Based on the 2012 tax bracket rates, a single or married Olympic athlete would have to have income after deductions over $388,350 to be taxed at the full 35% rate.

To illustrate, let’s assume an Olympian wins one gold medal ($25,000) and doesn’t have any expenses, deductions or other income. They would pay $1,588 in income tax, plus $3,071 in self-employment tax, for a total of $4,659. The effective tax rate is about 18.6%.

If one athlete wins 6 gold medals ($150,000) and doesn’t have any expenses, deductions or other income, they would pay $30,257 in income tax, plus $15,468 in self-employment tax, for a total of $45,725. The effective tax rate is around 30.5%.

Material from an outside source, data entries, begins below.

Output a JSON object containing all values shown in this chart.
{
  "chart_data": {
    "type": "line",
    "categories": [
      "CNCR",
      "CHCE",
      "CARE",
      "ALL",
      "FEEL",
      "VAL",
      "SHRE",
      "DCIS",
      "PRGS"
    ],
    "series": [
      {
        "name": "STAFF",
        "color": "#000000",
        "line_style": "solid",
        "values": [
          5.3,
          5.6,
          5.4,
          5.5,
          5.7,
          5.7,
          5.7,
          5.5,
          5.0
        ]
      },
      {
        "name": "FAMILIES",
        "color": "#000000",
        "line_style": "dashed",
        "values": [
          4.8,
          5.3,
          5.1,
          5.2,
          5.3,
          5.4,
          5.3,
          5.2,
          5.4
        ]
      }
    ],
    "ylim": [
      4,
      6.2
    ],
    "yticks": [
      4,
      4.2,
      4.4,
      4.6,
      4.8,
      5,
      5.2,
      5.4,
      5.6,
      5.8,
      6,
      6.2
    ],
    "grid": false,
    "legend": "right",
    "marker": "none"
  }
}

To further complicate matters, the Olympians may have to pay state taxes on their income, depending on their state’s tax law.

2. Some Olympians are keeping track of their out-of-pocket expenses because these can be used as tax deductions to offset income and reduce the tax on their income.

A self-employed individual can deduct business expenses against their business income. This means that any unreimbursed training, supplies, travel, meals, or any other ordinary and necessary business expense can be used to reduce income, and therefore, reduce income tax and self-employment tax.

The substantial cost of training alone could offset most, if not all, of an average Olympian’s taxable income from prizes or awards, assuming they bear this cost themselves.

3. A tax on the Olympic medals is punishing success.

We can always debate the fairness, but our tax system has been designed to tax those who earn money. If you have a job, have a business, or even win the lottery, you have to pay taxes on your income.

If you earn a bonus at work for your success as the top salesperson during a year, you have to pay taxes on that income. The Olympians are not the only ones paying these taxes.

4. U.S. Olympians are being forced to pay tax on income earned outside of the U.S.

Once again, U.S. Olympians are not alone. U.S. individuals and companies doing business in other countries pay U.S. taxes on their income earned in those other countries.

The bottom line is that the tax system is very complex, and U.S. Olympians are being taxed the same as every other U.S. taxpayer.